Look more closely at the examples and something else might appear. Perhaps the Muslim youth is an innocent victim of repressive policies. Perhaps the child is a bullying or abuse survivor, working through frustration. Perhaps the asylum seeker drove too fast because of the pressures of the underground economy s/he was forced to work in due to a lack of legal work and benefits.
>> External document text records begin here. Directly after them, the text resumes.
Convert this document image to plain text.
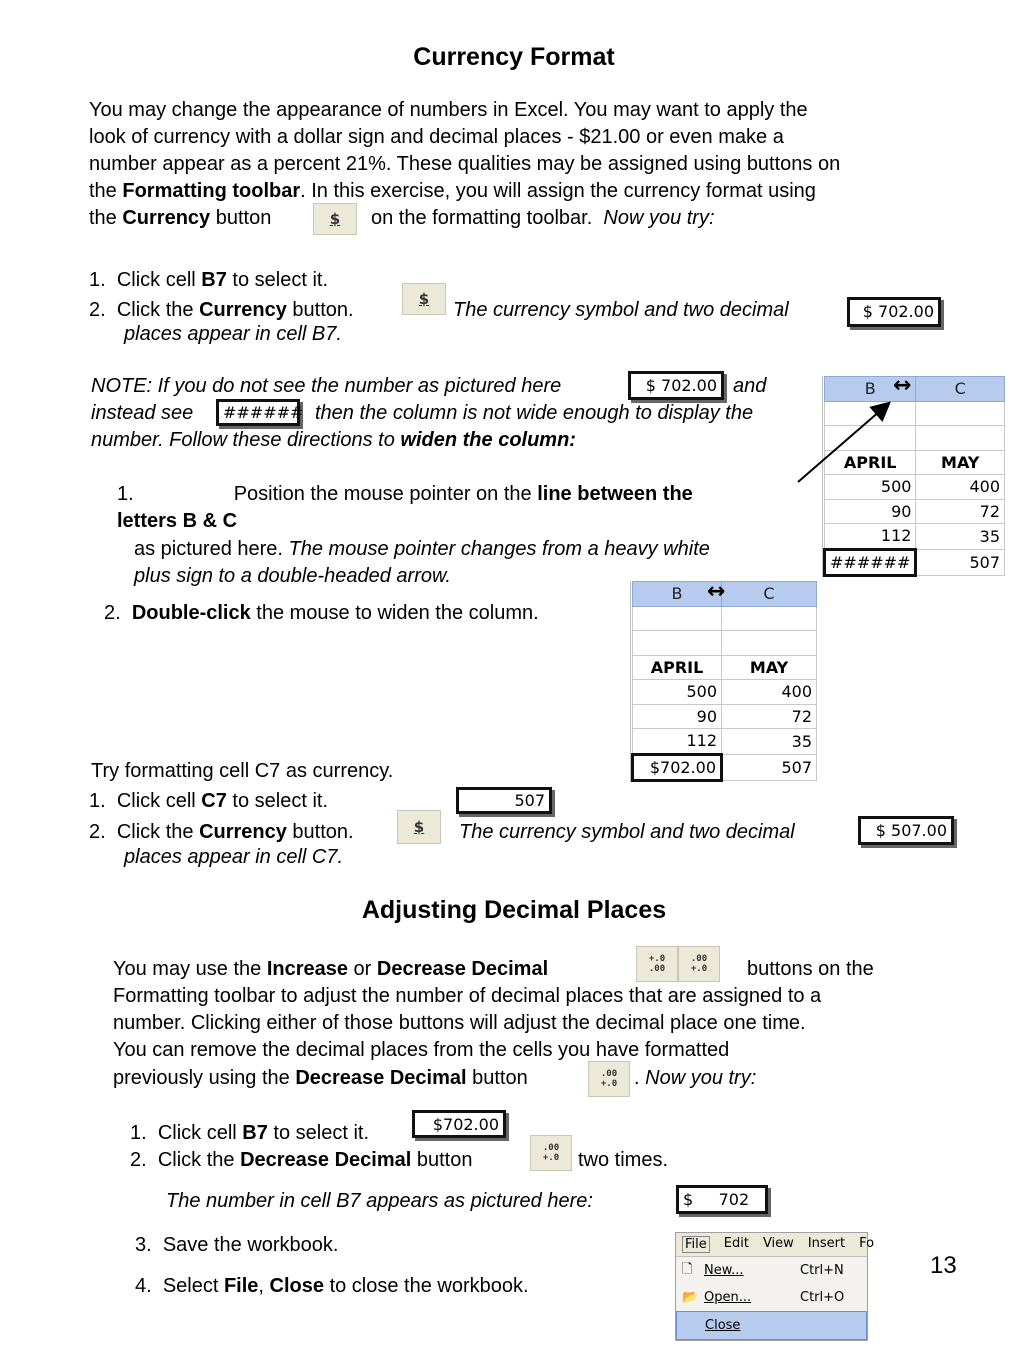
Currency Format
You may change the appearance of numbers in Excel. You may want to apply the
look of currency with a dollar sign and decimal places - $21.00 or even make a
number appear as a percent 21%. These qualities may be assigned using buttons on
the Formatting toolbar. In this exercise, you will assign the currency format using
the Currency button	$ on the formatting toolbar. Now you try:
1. Click cell B7 to select it.
2. Click the Currency button.	$ The currency symbol and two decimal
places appear in cell B7.
$ 702.00
NOTE: If you do not see the number as pictured here	$ 702.00 and
instead see	###### then the column is not wide enough to display the
number. Follow these directions to widen the column:
B	C

APRIL	MAY
500	400
90	72
112	35
######	507
↔
1.	Position the mouse pointer on the line between the
letters B & C
as pictured here. The mouse pointer changes from a heavy white
plus sign to a double-headed arrow.
2. Double-click the mouse to widen the column.
B	C

APRIL	MAY
500	400
90	72
112	35
$702.00	507
↔
Try formatting cell C7 as currency.
1. Click cell C7 to select it.	507
2. Click the Currency button.	$ The currency symbol and two decimal
places appear in cell C7.
$ 507.00
Adjusting Decimal Places
You may use the Increase or Decrease Decimal	+.0 .00
.00 +.0 buttons on the
Formatting toolbar to adjust the number of decimal places that are assigned to a
number. Clicking either of those buttons will adjust the decimal place one time.
You can remove the decimal places from the cells you have formatted
previously using the Decrease Decimal button	.00 +.0 . Now you try:
1. Click cell B7 to select it.	$702.00
2. Click the Decrease Decimal button
.00 +.0 two times.
The number in cell B7 appears as pictured here:	$     702
3. Save the workbook.
4. Select File, Close to close the workbook.
File Edit View Insert Fo
🗋 New...	Ctrl+N
📂 Open...	Ctrl+O
Close
13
All of these things are possible, and would come to mind in a suspension of judgement.

But mythologies are geared towards instant judgements: ‘this means that’. They produce equally instant responses: cracking down, punishing, restoring ‘order’.

People who consume myths believe that they are acting on what they see, hear or experience. They’re talking ‘clearly’ and ‘directly’ about ‘life’. In fact they’re not seeing what really happened at all, because their myths are getting between themselves and the events they interpret.



Mythology and Capitalism

According to Barthes, capitalist society is especially prone to mythical signification. This is because the bourgeoisie does not want to be named, especially at the level of ideology and everyday life. This is a fundamental part of capitalist functioning. In particular, it is the way a particular arrangement of the world is turned into an image of the world.
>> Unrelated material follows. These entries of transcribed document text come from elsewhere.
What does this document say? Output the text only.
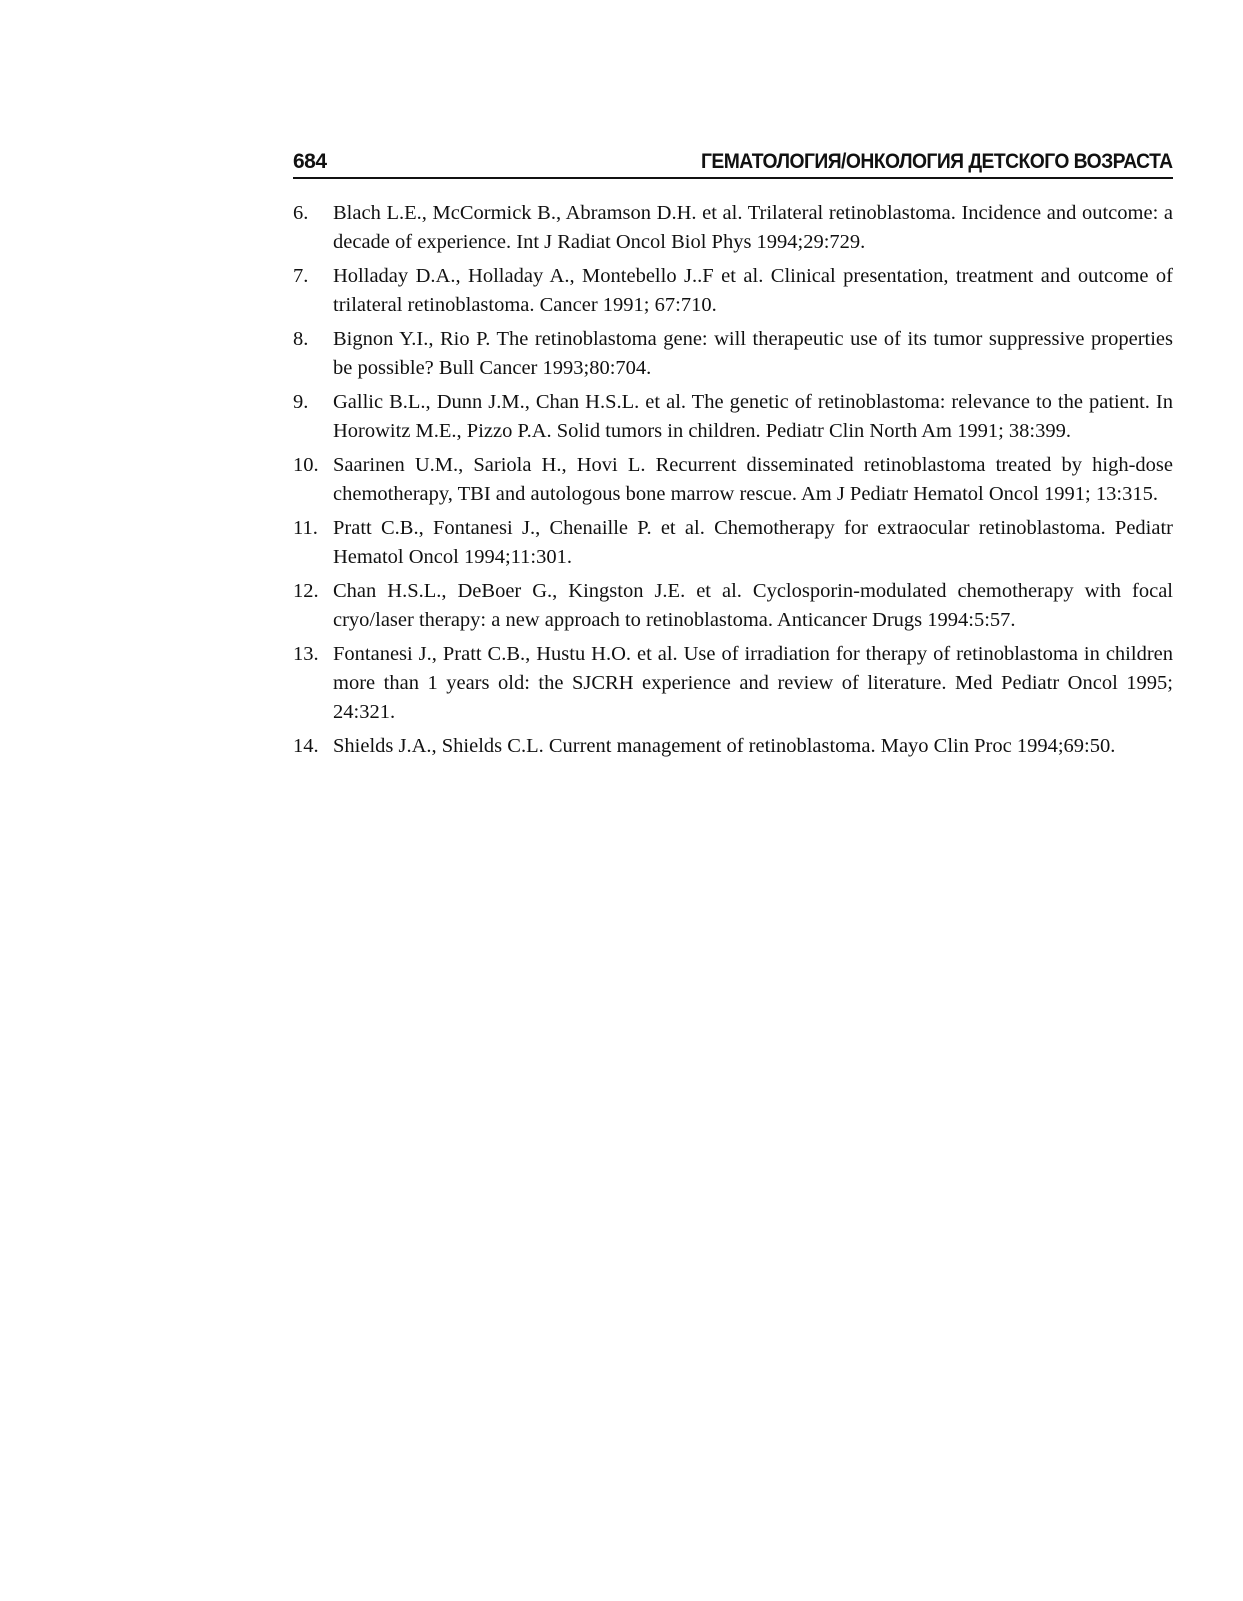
684	ГЕМАТОЛОГИЯ/ОНКОЛОГИЯ ДЕТСКОГО ВОЗРАСТА
6.	Blach L.E., McCormick B., Abramson D.H. et al. Trilateral retinoblastoma. Incidence and outcome: a decade of experience. Int J Radiat Oncol Biol Phys 1994;29:729.
7.	Holladay D.A., Holladay A., Montebello J..F et al. Clinical presentation, treatment and outcome of trilateral retinoblastoma. Cancer 1991; 67:710.
8.	Bignon Y.I., Rio P. The retinoblastoma gene: will therapeutic use of its tumor suppressive properties be possible? Bull Cancer 1993;80:704.
9.	Gallic B.L., Dunn J.M., Chan H.S.L. et al. The genetic of retinoblastoma: relevance to the patient. In Horowitz M.E., Pizzo P.A. Solid tumors in children. Pediatr Clin North Am 1991; 38:399.
10. Saarinen U.M., Sariola H., Hovi L. Recurrent disseminated retinoblastoma treated by high-dose chemotherapy, TBI and autologous bone marrow rescue. Am J Pediatr Hematol Oncol 1991; 13:315.
11. Pratt C.B., Fontanesi J., Chenaille P. et al. Chemotherapy for extraocular retinoblastoma. Pediatr Hematol Oncol 1994;11:301.
12. Chan H.S.L., DeBoer G., Kingston J.E. et al. Cyclosporin-modulated chemotherapy with focal cryo/laser therapy: a new approach to retinoblastoma. Anticancer Drugs 1994:5:57.
13. Fontanesi J., Pratt C.B., Hustu H.O. et al. Use of irradiation for therapy of retinoblastoma in children more than 1 years old: the SJCRH experience and review of literature. Med Pediatr Oncol 1995; 24:321.
14. Shields J.A., Shields C.L. Current management of retinoblastoma. Mayo Clin Proc 1994;69:50.
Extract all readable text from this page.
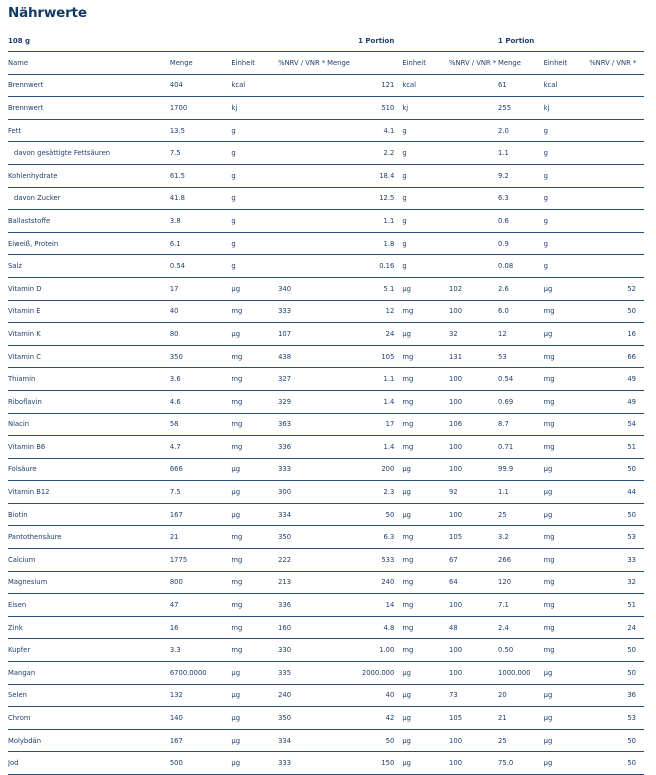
Nährwerte
108 g				1 Portion			1 Portion		
Name	Menge	Einheit	%NRV / VNR *	Menge	Einheit	%NRV / VNR *	Menge	Einheit	%NRV / VNR *
Brennwert	404	kcal		121	kcal		61	kcal	
Brennwert	1700	kj		510	kj		255	kj	
Fett	13.5	g		4.1	g		2.0	g	
davon gesättigte Fettsäuren	7.5	g		2.2	g		1.1	g	
Kohlenhydrate	61.5	g		18.4	g		9.2	g	
davon Zucker	41.8	g		12.5	g		6.3	g	
Ballaststoffe	3.8	g		1.1	g		0.6	g	
Eiweiß, Protein	6.1	g		1.8	g		0.9	g	
Salz	0.54	g		0.16	g		0.08	g	
Vitamin D	17	µg	340	5.1	µg	102	2.6	µg	52
Vitamin E	40	mg	333	12	mg	100	6.0	mg	50
Vitamin K	80	µg	107	24	µg	32	12	µg	16
Vitamin C	350	mg	438	105	mg	131	53	mg	66
Thiamin	3.6	mg	327	1.1	mg	100	0.54	mg	49
Riboflavin	4.6	mg	329	1.4	mg	100	0.69	mg	49
Niacin	58	mg	363	17	mg	106	8.7	mg	54
Vitamin B6	4.7	mg	336	1.4	mg	100	0.71	mg	51
Folsäure	666	µg	333	200	µg	100	99.9	µg	50
Vitamin B12	7.5	µg	300	2.3	µg	92	1.1	µg	44
Biotin	167	µg	334	50	µg	100	25	µg	50
Pantothensäure	21	mg	350	6.3	mg	105	3.2	mg	53
Calcium	1775	mg	222	533	mg	67	266	mg	33
Magnesium	800	mg	213	240	mg	64	120	mg	32
Eisen	47	mg	336	14	mg	100	7.1	mg	51
Zink	16	mg	160	4.8	mg	48	2.4	mg	24
Kupfer	3.3	mg	330	1.00	mg	100	0.50	mg	50
Mangan	6700.0000	µg	335	2000.000	µg	100	1000.000	µg	50
Selen	132	µg	240	40	µg	73	20	µg	36
Chrom	140	µg	350	42	µg	105	21	µg	53
Molybdän	167	µg	334	50	µg	100	25	µg	50
Jod	500	µg	333	150	µg	100	75.0	µg	50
The bourgeois move of refusing to name oneself occurs by moving from an ‘anti-physis’ – the refusal of engagement with a real world of praxis – to a ‘pseudo-physis’ – an appearance of a real world which is actually a world of signs. ’Pseudo-physis’ denies to people their ability to remake the world by setting narrow limits on how people are to live so as not to upset the dominant order.

In everyday life, signifiers are nearly all dependent on bourgeois ideology, anonymised in the form of myth. They carry a particular perspective on humanity’s relationship to the world which comes from the bourgeoisie. Bourgeois norms are wrongly viewed as those of natural order. Bourgeois man seems to be eternal man. This is partly because these norms are practiced nationwide, and come to seem self-evident.

For example, today’s petty-bourgeoisie (think Daily Mail readers) are attached to bourgeois norms from sixty years ago, or over a century ago – ideas of self-abnegation, explicit authoritarianism, hatred of nonconformity and strict moral regulation.

Robinson unwittingly perpetrates a myth here: "think Daily Mail readers". He is reading the myth himself with us as the audience consuming the 'fact' that Daily Mail readers are all attached to bourgeoisie norms. It is a function of Barthes theory that it it is not specifically an anti capitalist theory but any form of dogma, including, for example, socialist dogma (the most explicit of all) and religion.

Today’s bourgeoisie are smarter – they’ve moved on to new forms of managerialism which seek to shape environments, produce compliance through micro-management and graded rewards and punishments, and command in a way which seems inclusive, while making their own framing role unconditional and invisible.




This is a really good point: the idea that our control mechanisms have morphed into something more subtle.